9. KIVILCIM

13.7K 713 354
                                    

Bölüm Sınırı: 330 oy 300 yorum (Düşürdüm)

Sınır geçilmediği sürece bölüm gelmeyecek. Alıntı gibi birçok şey için beni takip etmeyi unutmayın. Keyifli okumalar.

9. BÖLÜM

KIVILCIM

1 AY SONRA

Elimdeki market poşetini yere bırakarak soluklanmak istedim ama şu an durursam eminim ki iki saat burada dururdum, ve ne yazık ki buna pek vaktim yoktu. Eve gidip Kader anneye yardımcı olmam lazımdı. Bugün eve Ezgi'ler geliyordu. Onlarla birlikte yemek yiyecektik. Bu geçen bir ay gibi bir sürede, Selim Efe'yle aramızdaki her şey aynıydı. İlerleme yoktu, aksine gerileme vardı benden taraftan. Dediğimi yapmaya çalışıyordum, ona kapılmamak için elimden gelen her şeyi yapıyordum. Az muhatap oluyordum, göz göze gelmemeye çalışıyordum, kendime başka uğraşlar bulmaya çalışıyordum. Hatta öyle ki mahalledeki kuaför salonunda eleman alınacağını duyduğum an oraya başvurmuştum. Saç, makyaj konusunda az çok bilgim vardı, eskiden videoları izler sürekli denerdim kendimde. Ve bu fırsatı duyunca kaçırmak istememiştim.

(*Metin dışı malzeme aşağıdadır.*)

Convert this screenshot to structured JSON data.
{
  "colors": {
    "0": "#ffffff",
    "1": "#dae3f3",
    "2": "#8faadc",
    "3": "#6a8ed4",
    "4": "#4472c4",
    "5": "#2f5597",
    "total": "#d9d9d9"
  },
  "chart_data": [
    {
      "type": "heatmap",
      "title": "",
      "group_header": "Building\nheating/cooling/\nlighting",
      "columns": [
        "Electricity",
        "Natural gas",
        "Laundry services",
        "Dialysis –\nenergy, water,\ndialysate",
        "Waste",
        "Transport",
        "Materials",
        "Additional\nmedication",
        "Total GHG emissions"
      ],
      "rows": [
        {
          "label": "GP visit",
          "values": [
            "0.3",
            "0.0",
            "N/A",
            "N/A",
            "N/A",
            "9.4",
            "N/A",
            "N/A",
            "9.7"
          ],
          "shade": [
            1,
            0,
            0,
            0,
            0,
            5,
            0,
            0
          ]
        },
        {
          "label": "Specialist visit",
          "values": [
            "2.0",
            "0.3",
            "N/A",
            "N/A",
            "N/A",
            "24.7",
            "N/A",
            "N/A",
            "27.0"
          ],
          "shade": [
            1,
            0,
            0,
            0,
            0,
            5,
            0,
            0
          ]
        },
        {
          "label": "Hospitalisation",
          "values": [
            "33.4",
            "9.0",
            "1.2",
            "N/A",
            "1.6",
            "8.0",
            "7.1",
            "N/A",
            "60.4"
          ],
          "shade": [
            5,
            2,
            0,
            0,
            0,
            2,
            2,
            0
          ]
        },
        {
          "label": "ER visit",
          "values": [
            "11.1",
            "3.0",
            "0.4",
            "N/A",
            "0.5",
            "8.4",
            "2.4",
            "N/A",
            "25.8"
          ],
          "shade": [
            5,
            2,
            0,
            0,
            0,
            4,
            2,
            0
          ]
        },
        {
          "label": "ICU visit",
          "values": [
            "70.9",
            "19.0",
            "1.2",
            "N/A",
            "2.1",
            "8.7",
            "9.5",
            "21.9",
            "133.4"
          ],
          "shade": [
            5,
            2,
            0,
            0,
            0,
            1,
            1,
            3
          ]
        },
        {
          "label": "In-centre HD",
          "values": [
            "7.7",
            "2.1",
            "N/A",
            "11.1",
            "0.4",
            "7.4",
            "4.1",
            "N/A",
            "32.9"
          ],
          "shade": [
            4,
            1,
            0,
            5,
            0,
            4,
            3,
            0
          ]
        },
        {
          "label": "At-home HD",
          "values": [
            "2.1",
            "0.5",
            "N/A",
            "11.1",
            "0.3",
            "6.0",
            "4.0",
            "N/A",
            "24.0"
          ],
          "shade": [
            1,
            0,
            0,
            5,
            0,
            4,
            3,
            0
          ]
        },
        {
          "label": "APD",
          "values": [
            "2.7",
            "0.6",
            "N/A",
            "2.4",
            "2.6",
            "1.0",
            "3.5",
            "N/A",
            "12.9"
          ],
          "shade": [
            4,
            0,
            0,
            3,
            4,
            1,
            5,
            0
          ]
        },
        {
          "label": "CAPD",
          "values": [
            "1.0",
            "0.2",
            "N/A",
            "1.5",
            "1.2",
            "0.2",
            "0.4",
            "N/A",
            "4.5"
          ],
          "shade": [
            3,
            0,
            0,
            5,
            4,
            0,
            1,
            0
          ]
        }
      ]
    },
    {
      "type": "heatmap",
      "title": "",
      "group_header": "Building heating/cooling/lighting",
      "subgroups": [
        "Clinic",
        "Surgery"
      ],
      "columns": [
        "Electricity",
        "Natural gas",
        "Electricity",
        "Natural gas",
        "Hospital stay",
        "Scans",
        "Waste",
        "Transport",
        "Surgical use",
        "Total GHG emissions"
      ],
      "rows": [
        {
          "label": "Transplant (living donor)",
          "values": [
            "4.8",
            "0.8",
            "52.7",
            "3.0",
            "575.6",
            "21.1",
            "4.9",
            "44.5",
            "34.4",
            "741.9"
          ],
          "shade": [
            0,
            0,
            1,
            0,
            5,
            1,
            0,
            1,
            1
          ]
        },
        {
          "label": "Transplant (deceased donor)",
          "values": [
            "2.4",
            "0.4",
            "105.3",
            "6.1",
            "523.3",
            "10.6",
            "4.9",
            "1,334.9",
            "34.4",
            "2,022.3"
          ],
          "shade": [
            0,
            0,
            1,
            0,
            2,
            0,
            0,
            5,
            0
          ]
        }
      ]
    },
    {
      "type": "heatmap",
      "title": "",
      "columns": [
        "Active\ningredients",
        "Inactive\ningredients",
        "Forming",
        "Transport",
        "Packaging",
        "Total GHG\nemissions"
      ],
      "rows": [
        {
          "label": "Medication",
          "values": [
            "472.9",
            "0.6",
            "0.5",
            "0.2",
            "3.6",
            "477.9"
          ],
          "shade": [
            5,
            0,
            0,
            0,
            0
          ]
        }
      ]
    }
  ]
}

En azından ondan uzak durmam için bir sebepti. Kaçmam lazımdı ondan, duygularımdan. Evlendiğimizden beri bir kez olsun aynı yatakta yatmamıştık. Ki bu konuda beni zorlamamıştı, yere yatak serip yatıyordu hemen.

Florla bağladığım saçlarımdan çıkan açık kumral saçlarım terli yüzüme yapışmıştı. Derin bir nefes alıp gözümde büyüyen yolda devam ettim. Yoksa burada, bu yorgunlukla akşama kadar beklerdim. Her attığım adım bana koca bir yük oluyordu. Boyunlarım dâhil birçok yer terlemişti. Güneşin yaktığı tenime su döksek duman çıkardı. Öyle bir sıcak vardı.

"Meltem?"

Arkamdan bana seslenen sesle, ayaklarım durdu. Selim Efe'nin sesi çok yakından geliyordu. Başımı arkaya doğru çevirdiğimde arkada bir dükkândan çıktığını gördüm. Yanımda doğru hızlı ve büyük adımlarla geliyordu.

"Selim Efe?" dedim sorgular biçimde. Burada ne iş aradığını merak etsem de dilimi ısırarak sustum, sadece adı söylemek yetti.

Üzerindeki bol siyah, araba yağlarıyla donanmış tişörtü vardı. Elini ensesine atarak ovaladı. Ardından başını kaldırıp, gözlerini kısarak güneşe baktı. "Annem et falan istedi, kasaptan onu aldım. Senin ne işin var asıl bu havada dışarıda?" Gözleri güneşin ışınlarına dayanamamış olacak ki hemen bakışları tekrar bana döndü ve sorgularcasına bakmaya başladı.

"Bende markete gittim, birkaç eksik vardı."

"Eee bana deseydin, ben alırdım."

Omuz silktim. "Evde bunalmıştım, hem küçük bir işimde vardı."

Kaşları merakla havaya kalktı. "Ne işi?" sesindeki merak bariz ortadaydı.

Burada konuşulacak bir konu olmadığından, "Evde konuşuruz." Dedim kısaca. Sonra bakışlarım ellerine düştü. Beyaz bir poşette et vardı. "İstersen ver, ben götüreyim." Dedim, eti kast ederek.

O da benim gibi başını eğdi ve rastgele eline baktı. "Ha," dedi şaşkınca ve kabaca. Sanki ne söylediğimi elindeki poşete bakınca idrak etti. "Yok, ben götürürüm, hatta elindeki ver beraber gidelim eve."

"E iş?"

"Eleman var." dedi, umursamazca. Sonra baktı ben elimdeki vermiyorum, elime uzanıp aldı market poşetleri. "Rüzgar nasıl? Sıkılıyor mu? Onunla bir lunapark falan yapacağım. Sadece biraz daha zaman geçsin, şu sıralar pek müsait değilim." Elimdeki poşeti öylece aldığında bir şey yapmadım. Yapsam da bir şey fark etmeyecekti zaten. Taşımak istiyorsa taşıyabilirdi. Çünkü ben yeterince yorulmuştum.